Back-to-school season is rough—for the kids, and for the parents. What’s even harder is helping your kid head off to a new school they haven’t been to before, whether they are growing up and changing buildings, switching districts, or, toughest of all, moving to a new city. What I thought would be a minor adjustment as my own son headed to an upper elementary building from a K-2 building, has been quite a bigger deal than I realized. 

It all started when I took him back to school mid-morning after a medical appointment. He really didn’t want to get out of the car. Turns out, he had no idea how to get from the office to the playground where his class was. He spoke up about how nervous he was, listing some catastrophic thoughts just like a new mama watching over their sleeping baby, worrying about all the things we worry about. 

“What if I get lost? What if I can’t find the bathroom on the way? What if the teacher thinks I’m in the wrong spot? What if I miss recess because I can’t even find it?” I realized, quickly, that new school anxiety runs much deeper for our little guys than I knew during backpack shopping a few weeks before. Luckily, of course, a super nice office assistant walked him to where he needed to go and I caught a glimpse of him in the rearview mirror playing gaga ball (what even IS that?) happily with his friend.

Crisis averted…for now.

Next came the inevitable bus anxiety. “Where will I sit? What if the bigger kids are mean? What if the bus driver is mean? What if I get off at the wrong stop?” We all remember how much of a rough place the bus can be. The only supervision seems to the camera that nobody really knows if it’s imaginary or real, and kids with a decade of age differences, in some cases, have to interact for better or worse. 

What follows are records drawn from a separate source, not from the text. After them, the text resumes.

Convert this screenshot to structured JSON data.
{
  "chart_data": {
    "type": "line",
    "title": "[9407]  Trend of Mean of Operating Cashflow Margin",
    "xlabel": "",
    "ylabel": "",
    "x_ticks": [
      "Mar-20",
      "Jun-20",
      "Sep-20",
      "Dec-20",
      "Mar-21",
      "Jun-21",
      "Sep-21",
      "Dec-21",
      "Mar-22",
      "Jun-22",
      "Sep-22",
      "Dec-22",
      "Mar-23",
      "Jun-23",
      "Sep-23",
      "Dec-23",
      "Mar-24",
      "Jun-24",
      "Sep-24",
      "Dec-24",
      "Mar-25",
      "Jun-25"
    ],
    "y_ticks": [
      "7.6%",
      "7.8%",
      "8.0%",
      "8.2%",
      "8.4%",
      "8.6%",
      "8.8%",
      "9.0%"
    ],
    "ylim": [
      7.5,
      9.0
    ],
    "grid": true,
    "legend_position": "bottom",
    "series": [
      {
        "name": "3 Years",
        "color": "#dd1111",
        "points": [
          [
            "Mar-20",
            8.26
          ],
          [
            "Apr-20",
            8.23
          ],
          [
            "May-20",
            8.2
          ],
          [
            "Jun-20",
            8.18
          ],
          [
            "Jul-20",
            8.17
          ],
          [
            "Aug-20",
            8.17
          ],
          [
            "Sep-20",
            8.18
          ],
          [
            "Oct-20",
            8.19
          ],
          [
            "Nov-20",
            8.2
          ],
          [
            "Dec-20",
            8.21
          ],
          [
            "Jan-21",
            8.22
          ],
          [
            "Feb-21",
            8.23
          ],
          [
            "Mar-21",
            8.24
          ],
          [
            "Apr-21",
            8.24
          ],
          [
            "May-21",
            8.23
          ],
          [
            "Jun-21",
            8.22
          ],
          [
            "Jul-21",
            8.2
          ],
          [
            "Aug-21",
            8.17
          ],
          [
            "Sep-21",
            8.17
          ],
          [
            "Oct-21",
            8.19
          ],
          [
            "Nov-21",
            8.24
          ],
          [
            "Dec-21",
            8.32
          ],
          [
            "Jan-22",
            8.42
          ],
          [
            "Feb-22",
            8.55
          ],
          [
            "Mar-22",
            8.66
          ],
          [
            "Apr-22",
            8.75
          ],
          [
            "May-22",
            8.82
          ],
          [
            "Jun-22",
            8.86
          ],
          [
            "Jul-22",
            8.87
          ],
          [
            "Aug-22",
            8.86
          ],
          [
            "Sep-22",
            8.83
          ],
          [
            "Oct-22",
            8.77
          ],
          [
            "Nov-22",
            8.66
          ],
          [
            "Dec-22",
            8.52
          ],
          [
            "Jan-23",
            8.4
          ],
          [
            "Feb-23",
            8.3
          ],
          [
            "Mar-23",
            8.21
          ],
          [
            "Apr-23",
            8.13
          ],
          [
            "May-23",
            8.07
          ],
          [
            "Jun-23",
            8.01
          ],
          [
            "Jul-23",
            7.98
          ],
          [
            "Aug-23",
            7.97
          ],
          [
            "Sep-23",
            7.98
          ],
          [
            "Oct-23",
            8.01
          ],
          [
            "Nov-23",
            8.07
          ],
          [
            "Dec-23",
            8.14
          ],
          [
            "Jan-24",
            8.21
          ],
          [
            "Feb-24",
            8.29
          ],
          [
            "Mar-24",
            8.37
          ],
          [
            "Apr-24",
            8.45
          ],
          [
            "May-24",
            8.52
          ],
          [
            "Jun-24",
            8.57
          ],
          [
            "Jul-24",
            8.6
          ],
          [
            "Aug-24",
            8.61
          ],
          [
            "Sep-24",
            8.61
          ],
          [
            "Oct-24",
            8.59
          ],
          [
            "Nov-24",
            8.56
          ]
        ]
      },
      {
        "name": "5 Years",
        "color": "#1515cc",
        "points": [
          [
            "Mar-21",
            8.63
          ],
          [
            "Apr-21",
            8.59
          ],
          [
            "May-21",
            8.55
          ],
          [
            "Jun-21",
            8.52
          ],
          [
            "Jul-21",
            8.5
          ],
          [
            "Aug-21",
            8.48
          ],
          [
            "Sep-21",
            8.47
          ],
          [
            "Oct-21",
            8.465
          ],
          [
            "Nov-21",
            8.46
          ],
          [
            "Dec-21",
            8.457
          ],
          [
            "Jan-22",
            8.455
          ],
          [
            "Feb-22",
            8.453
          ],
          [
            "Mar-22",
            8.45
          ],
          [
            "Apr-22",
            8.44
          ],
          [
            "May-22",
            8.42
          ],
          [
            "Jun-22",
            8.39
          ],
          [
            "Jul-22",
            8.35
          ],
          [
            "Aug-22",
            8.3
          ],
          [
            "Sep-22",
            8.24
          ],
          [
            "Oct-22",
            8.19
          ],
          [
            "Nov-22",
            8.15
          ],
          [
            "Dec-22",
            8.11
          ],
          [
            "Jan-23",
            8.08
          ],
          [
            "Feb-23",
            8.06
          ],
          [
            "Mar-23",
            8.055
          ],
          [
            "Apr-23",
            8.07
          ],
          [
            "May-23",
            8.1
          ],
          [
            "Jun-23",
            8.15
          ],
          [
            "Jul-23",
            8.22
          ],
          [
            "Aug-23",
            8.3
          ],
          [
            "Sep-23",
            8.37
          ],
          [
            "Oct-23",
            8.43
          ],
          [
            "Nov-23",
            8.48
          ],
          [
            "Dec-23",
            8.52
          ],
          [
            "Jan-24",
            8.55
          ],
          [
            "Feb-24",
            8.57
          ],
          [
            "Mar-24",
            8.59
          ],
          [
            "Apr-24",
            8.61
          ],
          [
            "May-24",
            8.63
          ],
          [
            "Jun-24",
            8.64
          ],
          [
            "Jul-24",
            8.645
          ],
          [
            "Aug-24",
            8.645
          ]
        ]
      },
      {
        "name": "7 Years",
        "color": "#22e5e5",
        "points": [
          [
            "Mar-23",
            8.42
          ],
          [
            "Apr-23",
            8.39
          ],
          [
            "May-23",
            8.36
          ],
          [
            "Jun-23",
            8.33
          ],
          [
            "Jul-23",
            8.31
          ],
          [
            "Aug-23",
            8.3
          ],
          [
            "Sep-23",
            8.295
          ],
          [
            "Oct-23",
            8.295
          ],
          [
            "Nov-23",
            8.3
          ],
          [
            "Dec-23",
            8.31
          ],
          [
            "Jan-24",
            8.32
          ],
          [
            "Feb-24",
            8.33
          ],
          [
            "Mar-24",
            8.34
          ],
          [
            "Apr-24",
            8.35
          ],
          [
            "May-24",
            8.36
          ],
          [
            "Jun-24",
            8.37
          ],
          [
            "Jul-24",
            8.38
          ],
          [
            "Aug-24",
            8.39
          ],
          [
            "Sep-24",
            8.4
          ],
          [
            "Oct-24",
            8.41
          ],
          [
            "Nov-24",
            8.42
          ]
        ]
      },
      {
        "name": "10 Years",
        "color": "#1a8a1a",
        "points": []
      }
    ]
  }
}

So we talked about “sections” of the bus, and how the back of the bus where the 6th graders sit is soooo far away from the section he would be in. We identified everyone we already knew on the bus, and even talked through how to react if someone acts like a bully. “But why don’t buses have seatbelts?” he asked, going down a rabbit hole of new school worry. Honestly kid, who knows? 

Turns out, the school layout kind of IS confusing. And the bus driver, though she’s working hard at a thankless job, did seem kind of mean. As my son revealed some of his newfound anxieties coming true, we had a new opportunity I didn’t see coming—to walk together through new, hard things. 

But in the hustle and bustle of the first back-to-school week, even us moms who have seen it all sometimes forget that they will settle in, find their people, and develop a routine, naturally.

Car ride conversations the second week revealed this to be the case, much more quickly than I thought: 

“My teacher is nicer. Recess is longer. My friends are cooler. The cafeteria is wayyy bigger,” he said, “and the food is better.” Along with moms of kids in new schools everywhere, I breathed an internal — super big — sigh of relief. He was settling in. 

His commentary taught me something about myself, as kids tend to do. As he was worrying about which recess door to use and how planners work, and whether they’d carry the same chicken sandwiches he loved at his last school, he forgot to hope for the best, alongside the anxieties. I’d been holding my breath along with him that it might be a rough year, and instead had forgotten to open myself up to the possibility that he might not only learn something, but thrive in a fresh, new environment. 

Maybe he had outgrown his sweet little primary school after all, and the only thing holding him back from succeeding in his new spot was all of our angst about it. New friends, teachers, aides, and processes allow for self-reinvention in a way that is refreshing to kids. He could rediscover himself, whoever that might be, in a way he couldn’t in his old space.

So, as he headed onto his new bus, I found myself practicing gratitude over worry, and trusting the process, that he was becoming who he was meant to be, in a new space built to support kids of his exact age. “You’re going to have a great year,” I whispered to him as he hopped onto the bus again, confident in the third week that he was, after all, exactly where he was meant to be.